La organización es muy
compleja, e incluye, entre sus prácticas,
sobornos al personal de Aduna, aun de los
agentes policiales, según deja entrever
el director general de aduanas, Juan Carlos
Benítez.
Puntos
ciegos
En los últimos
días, la Policía ha aumentado la
vigilancia en los "puntos ciegos", considerados
los lugares preferidos por los contrabandistas.

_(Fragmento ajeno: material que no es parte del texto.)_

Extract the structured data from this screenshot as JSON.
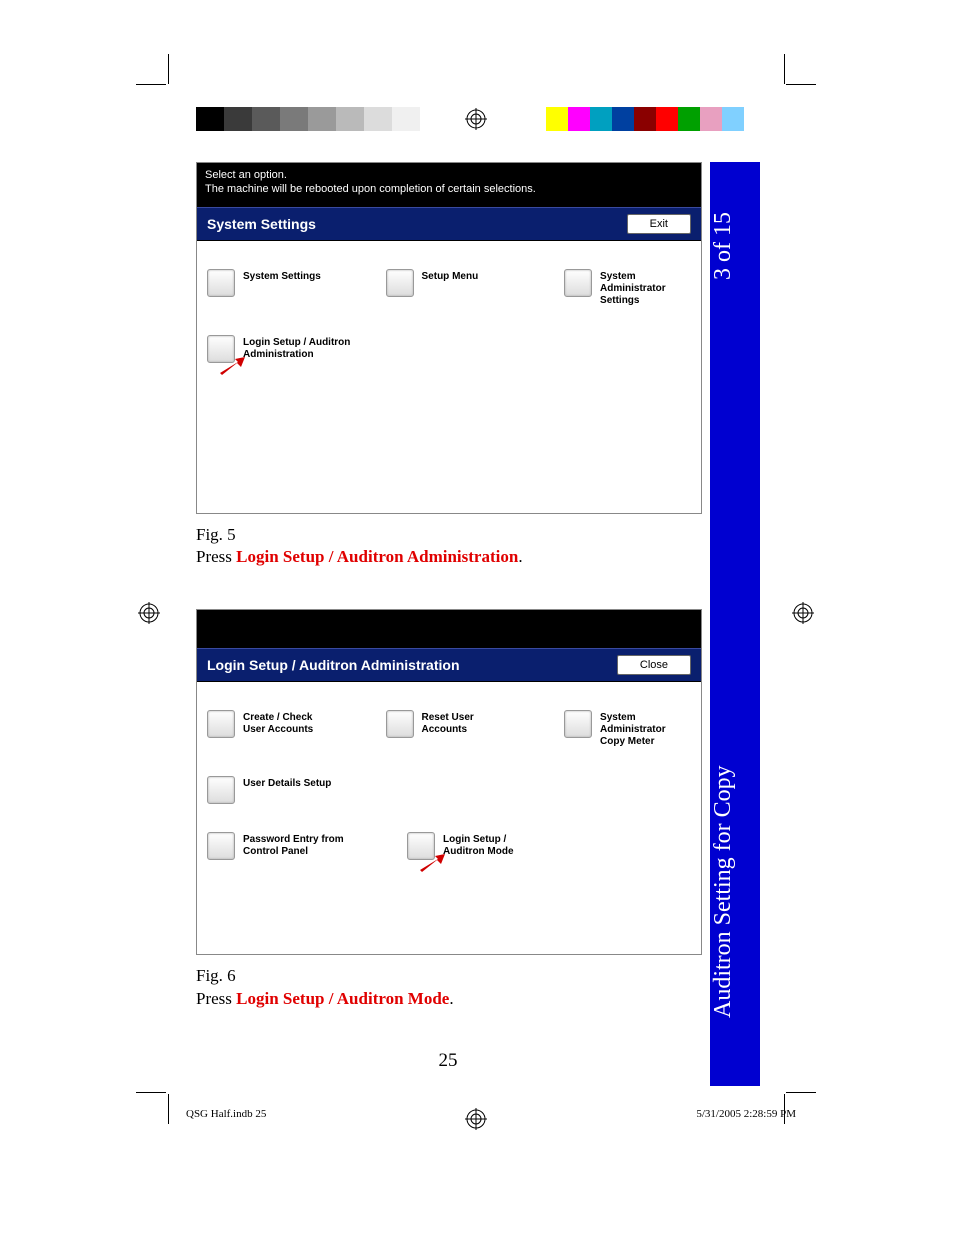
{
  "page_counter": "3 of 15",
  "section_title": "Auditron Setting for Copy",
  "page_number": "25",
  "footer_left": "QSG Half.indb   25",
  "footer_right": "5/31/2005   2:28:59 PM",
  "fig5": {
    "banner_line1": "Select an option.",
    "banner_line2": "The machine will be rebooted upon completion of certain selections.",
    "title": "System Settings",
    "close_btn": "Exit",
    "opts": {
      "r1c1": "System Settings",
      "r1c2": "Setup Menu",
      "r1c3": "System Administrator Settings",
      "r2c1": "Login Setup / Auditron Administration"
    },
    "caption_fig": "Fig. 5",
    "caption_press": "Press ",
    "caption_target": "Login Setup / Auditron Administration",
    "caption_end": "."
  },
  "fig6": {
    "title": "Login Setup / Auditron Administration",
    "close_btn": "Close",
    "opts": {
      "r1c1": "Create / Check User Accounts",
      "r1c2": "Reset User Accounts",
      "r1c3": "System Administrator Copy Meter",
      "r2c1": "User Details Setup",
      "r3c1": "Password Entry from Control Panel",
      "r3c2": "Login Setup / Auditron Mode"
    },
    "caption_fig": "Fig. 6",
    "caption_press": "Press ",
    "caption_target": "Login Setup / Auditron Mode",
    "caption_end": "."
  },
  "calbars": {
    "left": [
      "#000000",
      "#3a3a3a",
      "#5a5a5a",
      "#7a7a7a",
      "#9a9a9a",
      "#bababa",
      "#dcdcdc",
      "#f0f0f0"
    ],
    "right": [
      "#ffff00",
      "#ff00ff",
      "#00a0c0",
      "#0040a0",
      "#8a0000",
      "#ff0000",
      "#00a000",
      "#e8a0c0",
      "#80d0ff"
    ]
  }
}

Sin embargo, Benítez no está
seguro, pues cree que el grueso del contrabando
entra por las fronteras, con la complicidad de
las autoridades.
Cuando ocurre esto, "decimos
que el furgón pasó liso,
sobornando a no sé quién, pero es
obvio que hay sobornos".
La Policía, por su
parte, reporta que entre mayo de 1998 a julio de
este año, el monto del producto
decomisado por contrabando de furgones se acerca
a los 28 millones de colones. Eso sería
sólo una fracción de lo que
realmente ocurre.
El contrabando entra al
país ya sea utilizando los "puntos
ciegos", mediante el autorrobo o vulnerando el
sistema de autoliquidación, según
el subcomisionado Flores.
Los esfuerzos para detener el
contrabando en los "puntos ciegos" es grande.
Esta semana, la Policía desarrolló
un amplio operativo en la zona
oriental.
En estos lugares se
introducen, principalmente, armas, drogas y
lácteos, entre otros.
En
cuanto al autorrobo, Flores señala que se
trata de furgones que van de paso hacia otros
países, por lo cual no pagan impuestos,
pero dentro del territorio son robados, a veces,
por sus mismo propietarios.
Autoliquidación
En el caso de las aduanas,
los furgones sortean un sistema en el que, si
una computadora enciende una luz roja, la
mercadería es revisada
minuciosamente.
Si la luz es amarilla,
sólo se revisa la documentación, y
si es verde, pasa sin ninguna revisión.
El sistema es moderno y se supone que todos los
importadores han declarado previamente y han
pagado sus impuestos.
Flores sostiene que muchos se
aprovechan del sistema y declaran menos cantidad
de productos de los que realmente
transportan.
Benítez niega que el
sistema favorezca el contrabando, ya que si bien
se trata de una revisión al azar, quien
es pillado mintiendo va directamente ante los
tribunales.
Agrega que el sistema
está basado en la confianza, pero que la
ley se aplica con rigidez, por lo cual
sería muy riesgoso para los delincuentes
depender del azar.
Corrupción
Tanto el jefe policial como
aduanal coinciden en que en el contrabando
existe complicidad de las
autoridades.
Pero los casos han
disminuido, sostiene Benítez, si se
compara con el sistema antiguo, donde el ingreso
de mercadería por las fronteras tardaba
días: entonces se favorecía el
soborno de funcionarios.
Aún así, las
autoridades han encontrado a personal de la
aduana manipulando el sistema, como lo acepta
Benítez.
En septiembre, dos empleados
aduanales permitieron el ingreso de un
furgón procedente de Panamá. Los
sujetos fueron detectados y
capturados.
Los casos de policías
son menos evidentes, pero la frecuente renuncia
del personal destacado en la aduana levanta
sospechas.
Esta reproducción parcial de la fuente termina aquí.